偶然にも服装が同じ人形。そして、髪型も。
更には顔の形までそっくりであった。
「これは・・・。へえ、イヴによく似てるなあ。」
「・・・・・・。」
「欲しいのなら買ってやるぞ。その為にわざわざこんな裏通りまで来たんだからな。」
「ほんと?」
くるりとスヴェンのほうを向くイヴ。
なんとも嬉しそうなその顔は、欲しいと言っているも同然であった。
「ああ。さて、値段は・・・。」
彼女の気持ちを察したのか、早速値札を見るスヴェン。
だが、その次の瞬間には表情がこわばった。そして体の動きも止まる。
「どうしたの?スヴェン。」
「・・・イヴ、済まないが俺には手が出ない。」
「そりゃそうだよ。ガラスごしじゃあさわることなんてできないよ。」
「そうじゃなくてだな・・・。」
実は人形の値段は、目が飛び出るくらいに高かった。それこそ0の数がとんでもない。
そんなものを見てしまってはどうしようもない。必死に言い訳を考えるスヴェン。
欲しければ買ってやるといった手前、堂々と“金が足りないから買えない”と言えないのだろうか。

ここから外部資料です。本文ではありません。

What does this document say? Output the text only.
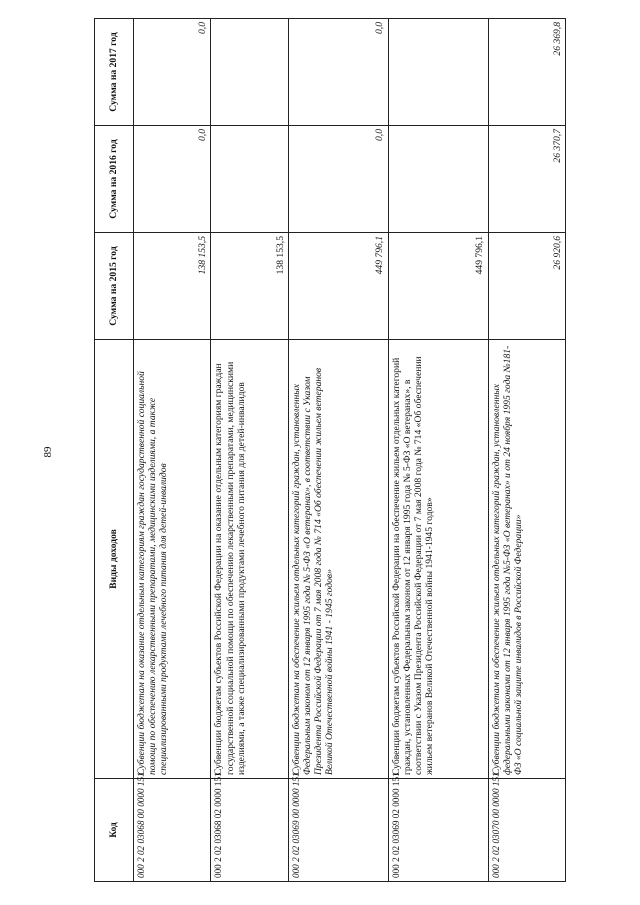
89
Код	Виды доходов	Сумма на 2015 год	Сумма на 2016 год	Сумма на 2017 год
000 2 02 03068 00 0000 151	Субвенции бюджетам на оказание отдельным категориям граждан государственной социальной помощи по обеспечению лекарственными препаратами, медицинскими изделиями, а также специализированными продуктами лечебного питания для детей-инвалидов	138 153,5	0,0	0,0
000 2 02 03068 02 0000 151	Субвенции бюджетам субъектов Российской Федерации на оказание отдельным категориям граждан государственной социальной помощи по обеспечению лекарственными препаратами, медицинскими изделиями, а также специализированными продуктами лечебного питания для детей-инвалидов	138 153,5		
000 2 02 03069 00 0000 151	Субвенции бюджетам на обеспечение жильем отдельных категорий граждан, установленных Федеральным законом от 12 января 1995 года № 5-ФЗ «О ветеранах», в соответствии с Указом Президента Российской Федерации от 7 мая 2008 года № 714 «Об обеспечении жильем ветеранов Великой Отечественной войны 1941 - 1945 годов»	449 796,1	0,0	0,0
000 2 02 03069 02 0000 151	Субвенции бюджетам субъектов Российской Федерации на обеспечение жильем отдельных категорий граждан, установленных Федеральным законом от 12 января 1995 года № 5-ФЗ «О ветеранах», в соответствии с Указом Президента Российской Федерации от 7 мая 2008 года № 714 «Об обеспечении жильем ветеранов Великой Отечественной войны 1941-1945 годов»	449 796,1		
000 2 02 03070 00 0000 151	Субвенции бюджетам на обеспечение жильем отдельных категорий граждан, установленных федеральными законами от 12 января 1995 года №5-ФЗ «О ветеранах» и от 24 ноября 1995 года №181-ФЗ «О социальной защите инвалидов в Российской Федерации»	26 920,6	26 370,7	26 369,8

しかし、結局は素直に理由を告げ、彼はとぼとぼと店の前を去るのであった。
少し残念そうな表情を浮かべながらも、何事もなかったかの様に歩き出すイヴの後を歩く形で。
しばらくして、今度は本屋の前でイヴが足を止めた。
別にショーウィンドウに惹かれたわけでも無い様で、店の中へ入りたがっているみたいだ。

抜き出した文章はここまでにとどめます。